Bernstein inequality

Solution 1:

I can think of at least two "direct applications" of Bernstein inequality, and they are different from yours. I wouldn't say yours is incorrect, but to me it is not a "direct application".

First Direct Application

Consider combining all $Y_i$ and all $Z_i$ as just one set. In short, this gives the term $\frac23 \max\{ M_1, M_2\}\cdot t\,$ instead of $\frac23 [ M_1 + M_2 ]\cdot t\,$ in your expression, with other terms all the same.

Since this is in the denominator of negative exponent, your $M_1 + M_2 > \max\{ M_1, M_2\}$ is more conservative, with the whole $\exp(-\text{blah})$ being larger.

Formal justification of the above if needed:

Since $Y_i$ and $Z_i$ are independent within each set and to each other, along with the upper bounds $d_i$ and $f_i$ being distinct to begin with, we can combine $Y_i$ and $Z_i$ as just one set.

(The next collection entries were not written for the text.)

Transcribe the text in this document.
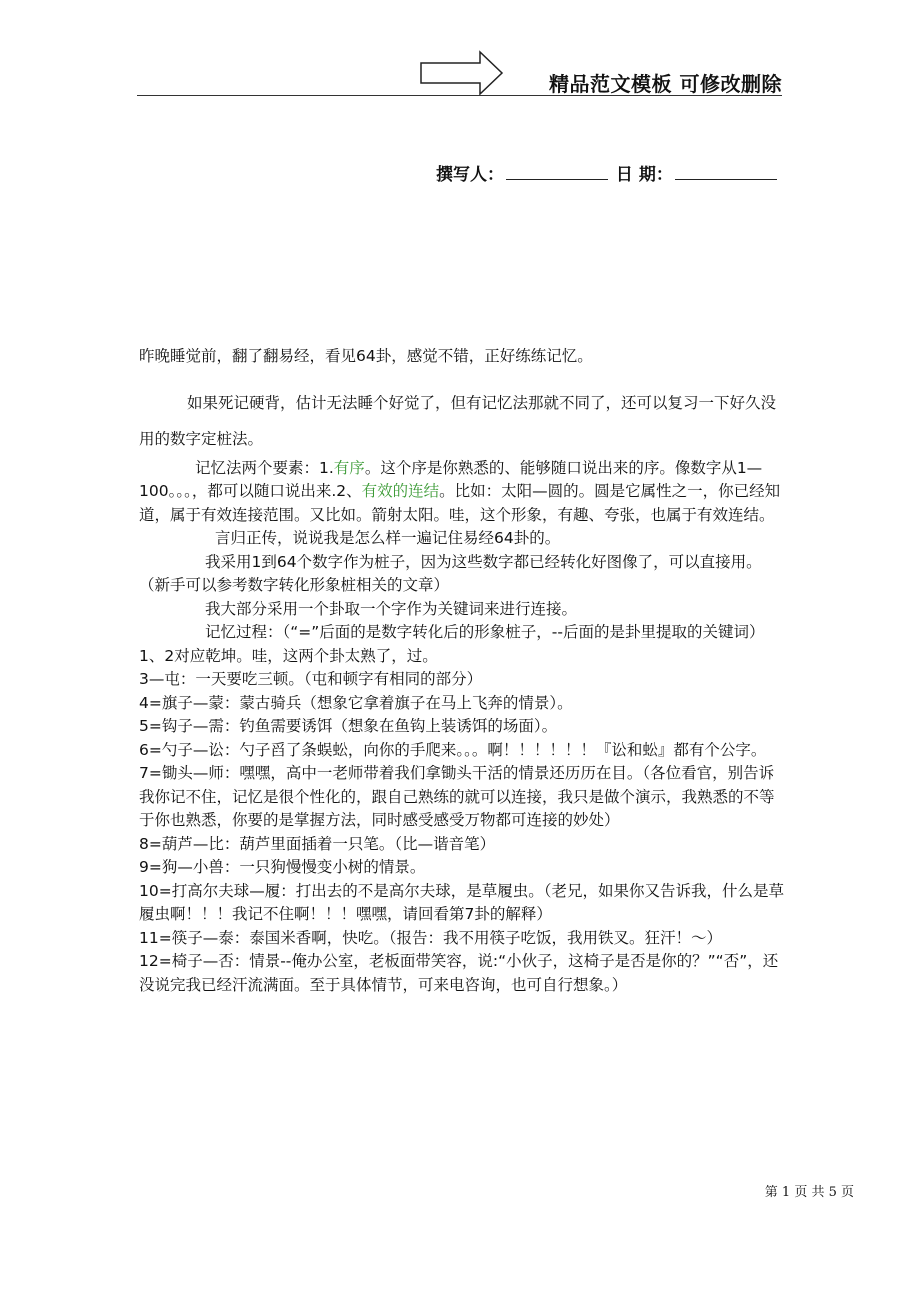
精品范文模板 可修改删除
撰写人：	日 期：

昨晚睡觉前，翻了翻易经，看见64卦，感觉不错，正好练练记忆。

如果死记硬背，估计无法睡个好觉了，但有记忆法那就不同了，还可以复习一下好久没用的数字定桩法。

记忆法两个要素：1.有序。这个序是你熟悉的、能够随口说出来的序。像数字从1—100。。。，都可以随口说出来.2、有效的连结。比如：太阳—圆的。圆是它属性之一，你已经知道，属于有效连接范围。又比如。箭射太阳。哇，这个形象，有趣、夸张，也属于有效连结。

言归正传，说说我是怎么样一遍记住易经64卦的。

我采用1到64个数字作为桩子，因为这些数字都已经转化好图像了，可以直接用。（新手可以参考数字转化形象桩相关的文章）

我大部分采用一个卦取一个字作为关键词来进行连接。

记忆过程：（“=”后面的是数字转化后的形象桩子，--后面的是卦里提取的关键词）

1、2对应乾坤。哇，这两个卦太熟了，过。

3—屯：一天要吃三顿。（屯和顿字有相同的部分）

4=旗子—蒙：蒙古骑兵（想象它拿着旗子在马上飞奔的情景）。

5=钩子—需：钓鱼需要诱饵（想象在鱼钩上装诱饵的场面）。

6=勺子—讼：勺子舀了条蜈蚣，向你的手爬来。。。啊！！！！！！『讼和蚣』都有个公字。

7=锄头—师：嘿嘿，高中一老师带着我们拿锄头干活的情景还历历在目。（各位看官，别告诉我你记不住，记忆是很个性化的，跟自己熟练的就可以连接，我只是做个演示，我熟悉的不等于你也熟悉，你要的是掌握方法，同时感受感受万物都可连接的妙处）

8=葫芦—比：葫芦里面插着一只笔。（比—谐音笔）

9=狗—小兽：一只狗慢慢变小树的情景。

10=打高尔夫球—履：打出去的不是高尔夫球，是草履虫。（老兄，如果你又告诉我，什么是草履虫啊！！！我记不住啊！！！嘿嘿，请回看第7卦的解释）

11=筷子—泰：泰国米香啊，快吃。（报告：我不用筷子吃饭，我用铁叉。狂汗！～）

12=椅子—否：情景--俺办公室，老板面带笑容，说:“小伙子，这椅子是否是你的？”“否”，还没说完我已经汗流满面。至于具体情节，可来电咨询，也可自行想象。）

第 1 页 共 5 页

That is, we have a set for $i = 1,2,\ldots, (n_2+n_1)$ that shall be denoted $W_i$, which bounding intervals are $[c_i, d_i]$ for the first $n_1$ terms and $[e_{i-n_1}, f_{i-n_1}]$ for the remaining $i = 1+n_1,2+n_1,\ldots,n_2+n_1$. (the $c_i, d_i, e_i, f_i$ are given as in your question statement)

Thus, applying the definition (quoting your statement in the question post) $M = \max_{i} \big\{b_i - E[X_i]\big\}$, here we have the "relevant $M$" as $$\max\left\{ \max_{i=1\sim n_1} \big\{d_i - E[Y_i]\big\} ~, ~ \max_{i=1\sim n_2} \big\{f_i - E[Z_i]\big\} \right\} = \max\{ M_1, M_2\}$$

Second Direct Application

Consider the equivalent statement of the inequality in terms of the complement (CDF instead of the tail): $$P\left( S_{n_1} - E[S_{n_1}] \leq x \right) > \mathcal{P}_1(x) \equiv 1 - \exp\left[ -x^2 \left( 2\sum_{i=1}^{n_1}\operatorname{Var} (Y_i) + \frac{2}{3} M_1 x \right)^{-1} \right] \\ P\left( S_{n_2} - E[S_{n_2}] \leq x \right) > \mathcal{P}_2(x) \equiv 1 - \exp\left[ -x^2 \left( 2\sum_{i=1}^{n_2}\operatorname{Var} (Z_i) + \frac{2}{3} M_2 x \right)^{-1} \right] $$ again, all the $S_{n_1}$ etc are as defined by you.

The desired probability is a convolution-like integral, due to the direct product of probabilities from independence:

\begin{align*} &\phantom{{}={}} P\left( S_{n_1}+S_{n_2} -E[S_{n_1}+S_{n_2}] > t \right) \\ &= 1 - P\left( S_{n_1}+S_{n_2} -E[S_{n_1}+S_{n_2}] \leq t \right)\\ &= 1 - \int_{u = -\infty}^{ \infty} P\left( S_{n_1} -E[S_{n_1}] \leq t \right)\cdot P\left( S_{n_2} -E[S_{n_2}] \leq t-u \right)\,\mathrm{d} u \\ &\leq 1 - \int_{u = -\infty}^{ \infty} \mathcal{P}_1(u) \mathcal{P}_2(t-u) \,\mathrm{d} u \end{align*} Once you figure out the proper range for $t$ to replace the integration lower limit $-\infty$ and upper $\infty$, this integral is not difficult.

Anyway, this is what I consider a "direct application" of Bernstein inequality, and it's not the same as the one presented (unless there's some more steps pushing the inequality in a way I cannot imagine).